A LORNAL CONNECTION

We reproduce this heartfelt, perceptive insight into the life and times of Goa’s most famous singer Lorna, written with warm, lyrical passion, by a devout Lorna fan in remembrance… Editor

By Dr Swapnil Shekhar Salkar  

SOME music you are born listening to. The lub-dub of a heartbeat, the splashing waves in liqueur, a gasp of air inflating the lungs…the list can go on. Such primal sounds are reflected in a person’s lifelong music. Lorna is the owner of one such primal sound in my life.

Lorna reminds me of long drives in the countryside with daddy, mamma and a recent born Sonal. When Lorna sang, “Devaan mhaaka ujwadachi ponti dili/Athra varsa opurbaay tuji keli…,”  my daddy sang along with moistened eyes. He looked proudly at mom and his lil ponti. He saw her growing years, her antics, her successes and failures. He stopped and wept at the moment Lorna sang about ponti (lamp in Konkani) finally taken away to her husband’s abode.

Lorna is etched in my toddler conscience as the sound that soothed me when my tears welled up seeing my parents crying. Without knowing the words, or  understanding the complexity of a father-daughter relationship in changing times, I felt the first pang of jealousy along with this proud welling in my chest filled with new found love towards the cute little lump which cried a lot and slept the rest of the time. Too complex for a guy with hardly five years on this planet. Lorna’s voice was my ark in this flood of emotions.

Lorna never sang political songs. She sang social songs. She sang about a guy gone mad because of a love affair gone rogue in Piso with equal relish as she chided her reluctant lover in Amerikak Pauxi luring him with car rides and posh life as her toy. In Lisboa, she pined for her lover in Portugal, crooning like a forlorn fairy. Her ferocious vocal solos in Maria provided perfect counterfoil to the sugar sweet voice of Mohammad Rafi wooing impeccably even in a foreign tongue. But the most scathing song which Lorna sang was as a victim of a drunkard husband in Bebdo. Along with Chris Perry, Lorna sung gold. She sang with love. A star-crossed love.

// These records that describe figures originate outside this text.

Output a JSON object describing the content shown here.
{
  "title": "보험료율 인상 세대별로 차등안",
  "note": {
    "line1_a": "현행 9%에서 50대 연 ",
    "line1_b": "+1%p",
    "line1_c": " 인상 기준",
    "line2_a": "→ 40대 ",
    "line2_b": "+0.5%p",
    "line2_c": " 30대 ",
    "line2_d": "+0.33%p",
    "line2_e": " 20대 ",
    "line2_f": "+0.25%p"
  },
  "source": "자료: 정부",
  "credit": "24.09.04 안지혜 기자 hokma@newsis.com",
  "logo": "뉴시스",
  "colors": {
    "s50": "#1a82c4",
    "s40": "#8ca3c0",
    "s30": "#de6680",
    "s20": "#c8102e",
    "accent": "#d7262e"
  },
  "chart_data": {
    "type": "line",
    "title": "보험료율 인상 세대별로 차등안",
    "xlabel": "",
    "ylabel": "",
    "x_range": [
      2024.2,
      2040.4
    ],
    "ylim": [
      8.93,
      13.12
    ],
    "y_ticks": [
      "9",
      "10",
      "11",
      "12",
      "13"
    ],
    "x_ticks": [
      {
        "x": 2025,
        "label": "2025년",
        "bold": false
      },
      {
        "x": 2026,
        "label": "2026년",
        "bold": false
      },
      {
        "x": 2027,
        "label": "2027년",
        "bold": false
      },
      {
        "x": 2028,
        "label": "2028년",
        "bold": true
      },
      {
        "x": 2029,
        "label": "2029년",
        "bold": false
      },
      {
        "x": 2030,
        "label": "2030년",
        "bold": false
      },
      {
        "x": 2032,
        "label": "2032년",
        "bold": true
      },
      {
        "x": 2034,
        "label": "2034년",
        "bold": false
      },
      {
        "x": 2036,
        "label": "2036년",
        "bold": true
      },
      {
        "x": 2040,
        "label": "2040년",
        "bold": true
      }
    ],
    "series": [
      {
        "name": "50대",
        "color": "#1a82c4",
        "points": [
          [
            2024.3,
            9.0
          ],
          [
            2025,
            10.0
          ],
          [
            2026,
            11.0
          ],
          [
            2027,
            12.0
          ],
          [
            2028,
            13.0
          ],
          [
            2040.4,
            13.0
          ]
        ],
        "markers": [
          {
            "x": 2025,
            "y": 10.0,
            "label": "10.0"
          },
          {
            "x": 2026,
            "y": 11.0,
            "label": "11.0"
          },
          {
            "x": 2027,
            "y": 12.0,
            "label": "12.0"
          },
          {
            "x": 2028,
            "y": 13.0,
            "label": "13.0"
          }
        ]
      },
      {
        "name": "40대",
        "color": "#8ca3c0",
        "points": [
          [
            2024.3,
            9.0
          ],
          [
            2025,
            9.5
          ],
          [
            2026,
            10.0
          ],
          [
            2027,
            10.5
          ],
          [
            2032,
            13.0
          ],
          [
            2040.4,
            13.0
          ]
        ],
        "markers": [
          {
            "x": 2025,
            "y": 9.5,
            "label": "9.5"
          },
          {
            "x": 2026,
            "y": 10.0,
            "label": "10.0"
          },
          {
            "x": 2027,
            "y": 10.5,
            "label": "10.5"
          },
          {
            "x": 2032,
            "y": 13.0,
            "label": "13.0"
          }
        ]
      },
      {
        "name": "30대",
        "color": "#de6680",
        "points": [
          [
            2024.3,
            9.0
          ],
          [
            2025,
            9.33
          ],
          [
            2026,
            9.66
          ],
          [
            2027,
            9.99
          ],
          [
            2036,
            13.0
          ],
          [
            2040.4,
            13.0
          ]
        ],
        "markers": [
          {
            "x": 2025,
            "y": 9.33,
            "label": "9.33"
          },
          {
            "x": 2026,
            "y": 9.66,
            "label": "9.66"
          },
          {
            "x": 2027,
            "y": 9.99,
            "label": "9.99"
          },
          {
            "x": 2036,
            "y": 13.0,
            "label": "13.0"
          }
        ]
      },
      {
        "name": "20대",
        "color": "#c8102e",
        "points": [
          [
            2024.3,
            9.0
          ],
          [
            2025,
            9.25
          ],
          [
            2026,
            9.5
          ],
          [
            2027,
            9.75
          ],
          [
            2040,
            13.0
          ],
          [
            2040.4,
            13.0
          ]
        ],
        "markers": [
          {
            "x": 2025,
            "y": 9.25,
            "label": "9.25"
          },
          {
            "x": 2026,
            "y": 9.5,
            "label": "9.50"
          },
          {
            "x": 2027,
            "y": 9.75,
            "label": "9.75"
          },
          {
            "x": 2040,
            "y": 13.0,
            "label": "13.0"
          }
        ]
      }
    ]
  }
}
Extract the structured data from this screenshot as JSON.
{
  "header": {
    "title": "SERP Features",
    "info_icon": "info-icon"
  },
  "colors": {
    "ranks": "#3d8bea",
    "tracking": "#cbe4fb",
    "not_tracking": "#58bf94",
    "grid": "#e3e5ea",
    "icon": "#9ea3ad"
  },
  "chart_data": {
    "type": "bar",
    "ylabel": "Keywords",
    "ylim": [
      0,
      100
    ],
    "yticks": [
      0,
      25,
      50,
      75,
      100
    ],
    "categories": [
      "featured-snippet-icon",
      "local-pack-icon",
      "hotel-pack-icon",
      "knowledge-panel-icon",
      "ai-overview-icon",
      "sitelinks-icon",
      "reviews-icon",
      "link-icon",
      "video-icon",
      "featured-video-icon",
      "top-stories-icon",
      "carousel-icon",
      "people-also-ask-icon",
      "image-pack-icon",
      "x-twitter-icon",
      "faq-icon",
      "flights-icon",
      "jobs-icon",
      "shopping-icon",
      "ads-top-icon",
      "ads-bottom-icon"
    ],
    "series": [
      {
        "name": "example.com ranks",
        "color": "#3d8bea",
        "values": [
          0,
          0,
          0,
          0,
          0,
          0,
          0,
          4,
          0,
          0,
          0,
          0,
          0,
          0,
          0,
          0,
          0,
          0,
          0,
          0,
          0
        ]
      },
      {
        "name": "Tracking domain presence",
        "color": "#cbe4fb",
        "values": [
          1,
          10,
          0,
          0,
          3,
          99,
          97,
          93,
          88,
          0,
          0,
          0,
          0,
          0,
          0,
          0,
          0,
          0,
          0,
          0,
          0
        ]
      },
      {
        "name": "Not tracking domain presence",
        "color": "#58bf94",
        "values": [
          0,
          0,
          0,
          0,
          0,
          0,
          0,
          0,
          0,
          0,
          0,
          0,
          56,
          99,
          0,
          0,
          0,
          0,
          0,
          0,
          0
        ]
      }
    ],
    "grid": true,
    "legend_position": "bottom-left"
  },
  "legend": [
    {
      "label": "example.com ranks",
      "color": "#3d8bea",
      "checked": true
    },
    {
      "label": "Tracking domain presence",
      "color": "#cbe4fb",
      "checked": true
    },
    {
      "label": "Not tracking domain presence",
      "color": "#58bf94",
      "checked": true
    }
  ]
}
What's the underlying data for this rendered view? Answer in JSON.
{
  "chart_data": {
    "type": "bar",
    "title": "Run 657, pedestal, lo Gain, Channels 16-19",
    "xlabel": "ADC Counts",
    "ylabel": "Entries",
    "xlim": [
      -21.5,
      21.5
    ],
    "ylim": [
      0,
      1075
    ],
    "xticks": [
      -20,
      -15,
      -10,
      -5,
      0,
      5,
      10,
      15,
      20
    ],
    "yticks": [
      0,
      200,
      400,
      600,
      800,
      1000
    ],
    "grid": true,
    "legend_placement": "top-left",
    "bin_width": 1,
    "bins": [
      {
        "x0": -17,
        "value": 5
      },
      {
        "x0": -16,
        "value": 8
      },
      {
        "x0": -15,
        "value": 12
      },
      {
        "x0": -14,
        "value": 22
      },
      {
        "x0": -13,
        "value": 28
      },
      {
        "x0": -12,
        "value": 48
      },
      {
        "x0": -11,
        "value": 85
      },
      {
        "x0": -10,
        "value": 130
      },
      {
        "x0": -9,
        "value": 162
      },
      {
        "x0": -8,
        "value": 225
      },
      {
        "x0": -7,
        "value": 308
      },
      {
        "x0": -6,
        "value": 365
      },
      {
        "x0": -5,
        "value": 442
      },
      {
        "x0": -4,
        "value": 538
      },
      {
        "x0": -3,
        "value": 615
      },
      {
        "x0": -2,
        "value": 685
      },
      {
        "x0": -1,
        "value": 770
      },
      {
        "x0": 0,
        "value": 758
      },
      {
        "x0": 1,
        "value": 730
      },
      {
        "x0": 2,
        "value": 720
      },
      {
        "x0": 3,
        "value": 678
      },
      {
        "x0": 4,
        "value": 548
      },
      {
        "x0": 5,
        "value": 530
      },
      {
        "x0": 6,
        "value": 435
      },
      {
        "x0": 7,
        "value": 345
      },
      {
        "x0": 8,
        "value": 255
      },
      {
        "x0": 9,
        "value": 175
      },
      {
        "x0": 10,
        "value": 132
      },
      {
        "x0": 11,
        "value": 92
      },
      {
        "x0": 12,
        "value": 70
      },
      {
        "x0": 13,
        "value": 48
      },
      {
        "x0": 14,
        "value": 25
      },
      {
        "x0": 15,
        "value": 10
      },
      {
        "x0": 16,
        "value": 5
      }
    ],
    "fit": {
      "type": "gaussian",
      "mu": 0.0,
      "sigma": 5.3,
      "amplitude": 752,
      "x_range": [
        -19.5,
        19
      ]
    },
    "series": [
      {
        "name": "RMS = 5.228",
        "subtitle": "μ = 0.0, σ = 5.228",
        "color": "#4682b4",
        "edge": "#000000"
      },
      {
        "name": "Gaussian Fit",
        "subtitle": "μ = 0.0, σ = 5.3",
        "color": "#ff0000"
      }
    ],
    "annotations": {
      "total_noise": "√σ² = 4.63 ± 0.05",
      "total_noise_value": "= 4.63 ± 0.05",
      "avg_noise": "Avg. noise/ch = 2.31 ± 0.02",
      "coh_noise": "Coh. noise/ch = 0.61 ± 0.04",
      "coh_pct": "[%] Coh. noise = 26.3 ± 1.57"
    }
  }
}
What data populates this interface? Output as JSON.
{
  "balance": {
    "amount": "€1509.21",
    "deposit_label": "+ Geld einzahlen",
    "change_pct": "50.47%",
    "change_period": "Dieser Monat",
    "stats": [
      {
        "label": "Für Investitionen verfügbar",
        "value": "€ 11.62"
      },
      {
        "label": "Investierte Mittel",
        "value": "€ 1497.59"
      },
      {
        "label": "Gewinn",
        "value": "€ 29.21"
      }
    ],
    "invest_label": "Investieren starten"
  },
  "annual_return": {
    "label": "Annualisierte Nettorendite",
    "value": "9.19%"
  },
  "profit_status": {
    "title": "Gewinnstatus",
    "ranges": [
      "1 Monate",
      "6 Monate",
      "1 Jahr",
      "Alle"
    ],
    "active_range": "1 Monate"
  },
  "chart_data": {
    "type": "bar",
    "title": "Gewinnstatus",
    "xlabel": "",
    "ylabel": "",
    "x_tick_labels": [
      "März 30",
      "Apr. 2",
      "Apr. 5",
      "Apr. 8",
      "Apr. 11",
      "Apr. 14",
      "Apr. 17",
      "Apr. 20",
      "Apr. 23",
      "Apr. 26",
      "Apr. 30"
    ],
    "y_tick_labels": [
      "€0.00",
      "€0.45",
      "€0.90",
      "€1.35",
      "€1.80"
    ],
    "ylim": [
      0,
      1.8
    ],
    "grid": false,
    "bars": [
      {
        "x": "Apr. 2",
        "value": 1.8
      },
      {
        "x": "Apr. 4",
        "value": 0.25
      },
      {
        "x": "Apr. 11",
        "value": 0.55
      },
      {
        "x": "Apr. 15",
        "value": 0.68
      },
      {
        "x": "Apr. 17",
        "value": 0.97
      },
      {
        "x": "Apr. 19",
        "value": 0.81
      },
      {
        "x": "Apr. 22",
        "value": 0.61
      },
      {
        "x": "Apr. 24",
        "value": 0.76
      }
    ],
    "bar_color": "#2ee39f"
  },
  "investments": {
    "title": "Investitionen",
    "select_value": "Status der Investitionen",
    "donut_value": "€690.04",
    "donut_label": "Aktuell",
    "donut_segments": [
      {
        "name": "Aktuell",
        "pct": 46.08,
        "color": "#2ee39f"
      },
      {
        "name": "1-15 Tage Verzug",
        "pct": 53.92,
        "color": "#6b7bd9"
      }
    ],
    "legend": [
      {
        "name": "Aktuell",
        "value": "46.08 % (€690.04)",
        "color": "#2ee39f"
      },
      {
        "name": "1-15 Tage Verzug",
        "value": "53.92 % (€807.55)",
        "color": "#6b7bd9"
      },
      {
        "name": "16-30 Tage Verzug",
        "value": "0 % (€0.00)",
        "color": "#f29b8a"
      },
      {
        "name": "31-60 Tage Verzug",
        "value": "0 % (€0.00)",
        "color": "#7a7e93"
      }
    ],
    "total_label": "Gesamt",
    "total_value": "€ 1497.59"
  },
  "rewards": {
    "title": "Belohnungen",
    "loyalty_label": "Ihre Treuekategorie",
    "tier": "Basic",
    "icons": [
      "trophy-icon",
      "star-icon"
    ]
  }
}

Lorna and her voice can’t be separated from the trumpets and eccentricity of Chris Perry. An observant songster, an expressive musician, a lover, a drunkard and in Lorna’s own words, a guru. He carved Lorna out of a giggling schoolgirl. Together they spent nine years of passion and songs and fights and pain. Towards the end of their relationship, they would fight incessantly and then record heart-wrenching ballads like Adeus and Sorgar Rajeant.

Perry castigated himself with sharp words and Lorna sang them like a string on the verge of snapping. He was a man with the responsibility to take care of his wife, parents and kids. He couldn’t marry her. He couldn’t leave her. When love reared its ugly possessive avatar, he tied her to a contract. Lorna accepted it and spent 20 years of her youth being a typist, a boozard, a receptionist. Everything but the crooner that she was. She loved Perry more than her talent.  Present day existentialists will call her naïve and un-learned. But there’s something in the dignity with which she spent her 20-year “vanvaas” which gives a certain sheen to her songs.

The Upanishads recognize a type of soul… superior to human, called Kinnara. These are the souls who bring joy and happiness to the world around them while their personal life is filled with pain. Lorna and Perry fed on this pain and created a blanket of songs to soothe mere mortals like me. The star-crossed lovers stamped their existence across the whole length of Goa and beyond.

Lorna Cordeiro isn’t a much searched word on Google but once we scratch over the aspect of fame and recognition, especially international, off an artist, we begin to discover a different dimension of the music that fills our ears. Lorna pervades the soul of all Goans who think in Konkani. Nightingale of Goa seems too much of a spin-off, but it would be the sound of Goa I would remember in my fading hours of twilight.